A subsequent review by the Government following the scandal concluded that personalised care and support in appropriate community settings is vital. There is a strong consensus around that aim. But so far the transfer programme was supposed to have either moved people out of the units by 1 June or given them a firm date for discharge. So progress is painfully slow. However much work has gone on and since taking this area of work on, NHS England has put in place urgent actions to move towards securing the goals on transfer. I believe we have an opportunity now to make real progress and secure the community support for people with learning disabilities that they and families want. The current system places too much of the power of decision out of the hands of people with learning disabilities and their families and we need to devise a system that shifts that power from the state to the citizen. That aim must underpin our work in devising a new national framework.
The latest figures, collected by NHS England, show that the number of people given a date for transfer did double over the three-month period to 577. However worryingly, in almost four in 10 of these cases, the local councils concerned did not know that the individuals would be returning to their home communities.
In 50% of all 2,600 cases – which include 147 children – councils had no idea that they would need to help make provision for people returning from Assessment and Treatment units. Jan Tregelles, the CEO of Mencap is quoted in David's article: "We know people with a learning disability need joined-up local health and social care support. This is clearly not happening. When this is not in place, people are more likely to end up right back in the very units they are being moved from."
NHS England has recognised this and with the steering group I have been asked to chair we are looking at how a national framework for commissioning and social finance could enable the build-up of community support. We are reviewing the work that has already gone on so we can build on that. The aim is "personalised care and support in appropriate community settings " and a shift to a system that emphasises citizen rights in the care system.
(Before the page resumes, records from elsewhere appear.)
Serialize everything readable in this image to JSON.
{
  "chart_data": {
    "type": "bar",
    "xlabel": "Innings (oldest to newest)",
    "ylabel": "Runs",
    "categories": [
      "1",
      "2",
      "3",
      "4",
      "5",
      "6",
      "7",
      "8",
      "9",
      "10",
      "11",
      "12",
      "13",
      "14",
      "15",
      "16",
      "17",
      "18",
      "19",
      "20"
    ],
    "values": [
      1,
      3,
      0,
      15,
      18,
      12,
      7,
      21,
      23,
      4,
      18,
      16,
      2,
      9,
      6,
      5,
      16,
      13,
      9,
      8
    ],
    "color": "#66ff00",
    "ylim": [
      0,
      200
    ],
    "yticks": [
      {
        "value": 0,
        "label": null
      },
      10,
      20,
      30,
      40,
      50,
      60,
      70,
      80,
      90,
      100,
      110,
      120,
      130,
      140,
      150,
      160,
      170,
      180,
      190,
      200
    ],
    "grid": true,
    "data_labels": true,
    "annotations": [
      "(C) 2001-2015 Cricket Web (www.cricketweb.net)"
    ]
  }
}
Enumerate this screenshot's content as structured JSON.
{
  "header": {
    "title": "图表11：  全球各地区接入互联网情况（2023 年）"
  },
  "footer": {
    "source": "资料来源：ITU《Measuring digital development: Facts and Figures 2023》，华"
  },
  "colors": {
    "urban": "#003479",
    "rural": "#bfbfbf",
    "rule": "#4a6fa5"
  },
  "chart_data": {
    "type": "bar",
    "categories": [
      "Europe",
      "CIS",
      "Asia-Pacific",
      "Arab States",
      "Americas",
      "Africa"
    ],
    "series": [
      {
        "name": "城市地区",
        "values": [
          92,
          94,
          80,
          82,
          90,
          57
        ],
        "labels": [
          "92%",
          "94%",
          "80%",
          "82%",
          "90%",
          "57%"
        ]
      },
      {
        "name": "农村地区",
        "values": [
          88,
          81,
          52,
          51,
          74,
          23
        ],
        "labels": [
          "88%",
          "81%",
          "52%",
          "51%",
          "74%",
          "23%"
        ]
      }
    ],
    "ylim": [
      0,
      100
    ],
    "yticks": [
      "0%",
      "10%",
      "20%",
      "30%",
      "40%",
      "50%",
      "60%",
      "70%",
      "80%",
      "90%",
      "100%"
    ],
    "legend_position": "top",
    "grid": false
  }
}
Our last steering group meeting looked at an initial paper from Bob Ricketts, someone I regard as one of the country's top experts on commissioning which posed questions we need to consider in developing our recommendations on commissioning. We also looked at issues facing a large scale move to community support in the training and development of the workforce. And shortly an expert reference group on social finance will meet to examine how to fund community support. And as we committed, we will be publishing the minutes and papers of the meeting from last week on the NHS England website.
But this work is one part of the much wider ongoing system change that is needed. If this is to work in practice, there needs to be an ongoing engagement and dialogue with the people with learning disabilities, and their families and carers. Without that, this simply will not work.